The news this week that the university’s Visitors – the two-judge panel that hears appeals against decisions made by College bodies – have decided that the controversial student charges were legitimately passed by the College Board, brings to light once again the governance issues that Trinity faces.
The Visitors’ decision seems to rest on their claim that there was “no convincing evidence” that there was no consensus at the meeting at which the charges were passed. To someone not familiar with how the College Board works, this surely will sound a bit odd. Just how is it that the Visitors had to look for evidence that there was no consensus? Was there not someone taking minutes, noting that a majority of members raised their hands in favour of introducing a set of student charges? For a Board that has 27 voting members, and often has far more in attendance at its meetings, you would assume that a raising of hands – something that can be done in mere seconds – is commonplace. Instead, it turns out that decisions are made at the board on the basis of consensus, and that it is up to just one person, the board’s chairperson, to determine if this consensus exists.

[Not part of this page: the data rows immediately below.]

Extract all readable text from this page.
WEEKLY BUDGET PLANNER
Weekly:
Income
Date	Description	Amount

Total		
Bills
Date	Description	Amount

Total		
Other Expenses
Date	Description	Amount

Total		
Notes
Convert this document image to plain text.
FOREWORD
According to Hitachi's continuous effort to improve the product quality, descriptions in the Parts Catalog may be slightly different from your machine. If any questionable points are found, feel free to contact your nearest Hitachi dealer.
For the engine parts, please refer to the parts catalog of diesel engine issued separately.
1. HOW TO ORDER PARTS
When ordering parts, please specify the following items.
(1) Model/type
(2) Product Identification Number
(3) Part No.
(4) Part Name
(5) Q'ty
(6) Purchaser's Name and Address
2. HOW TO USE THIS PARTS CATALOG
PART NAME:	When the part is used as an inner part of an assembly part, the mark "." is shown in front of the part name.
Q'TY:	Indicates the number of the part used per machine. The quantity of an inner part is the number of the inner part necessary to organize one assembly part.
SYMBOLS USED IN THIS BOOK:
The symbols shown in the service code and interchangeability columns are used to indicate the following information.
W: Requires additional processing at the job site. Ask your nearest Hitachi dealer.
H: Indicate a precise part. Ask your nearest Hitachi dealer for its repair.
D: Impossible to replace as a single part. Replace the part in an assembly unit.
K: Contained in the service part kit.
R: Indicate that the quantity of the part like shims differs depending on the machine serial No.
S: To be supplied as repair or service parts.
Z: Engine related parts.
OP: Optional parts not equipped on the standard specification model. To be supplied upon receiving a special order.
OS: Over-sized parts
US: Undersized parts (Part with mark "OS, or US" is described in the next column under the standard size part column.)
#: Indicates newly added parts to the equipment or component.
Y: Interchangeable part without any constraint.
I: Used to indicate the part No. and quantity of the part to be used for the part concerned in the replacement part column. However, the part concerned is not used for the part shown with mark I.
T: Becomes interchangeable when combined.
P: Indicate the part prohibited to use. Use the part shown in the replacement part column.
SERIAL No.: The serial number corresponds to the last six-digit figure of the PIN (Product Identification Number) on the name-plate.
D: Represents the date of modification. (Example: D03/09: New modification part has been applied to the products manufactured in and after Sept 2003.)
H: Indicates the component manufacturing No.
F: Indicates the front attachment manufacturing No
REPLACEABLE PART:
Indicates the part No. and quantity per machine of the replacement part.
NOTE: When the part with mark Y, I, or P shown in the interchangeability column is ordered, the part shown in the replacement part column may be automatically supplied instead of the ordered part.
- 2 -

While it may not sound ideal that consensus is determined by the chairperson of the Board, it is at least something that this responsibility is bestowed on someone, as prescribed by the Universities Act. However, the College Board is chaired by the Provost, rather than an independent chairperson. While the Universities Act allows the Provost to chair the Board – in the same way it allows the presidents of other universities to chair their respective boards – Trinity is actually the only university in Ireland which does not have an independent chair. NUIG’s governing authority is chaired by a retired judge, while the University of Limerick has a former Supreme Court justice. Dermot McAleese chairs DCU’s board. And most corporations the same size of Trinity do not allow their CEO to chair their boards, because it is considered poor corporate practice.
Many have argued that the sense of the division in this university stems from issues with the Provost’s chairing of the Board. It cannot be argued that the Board picking an independent chairperson – something which the College statutes allow for – could result in anything but a positive step towards improving the way this university is governed.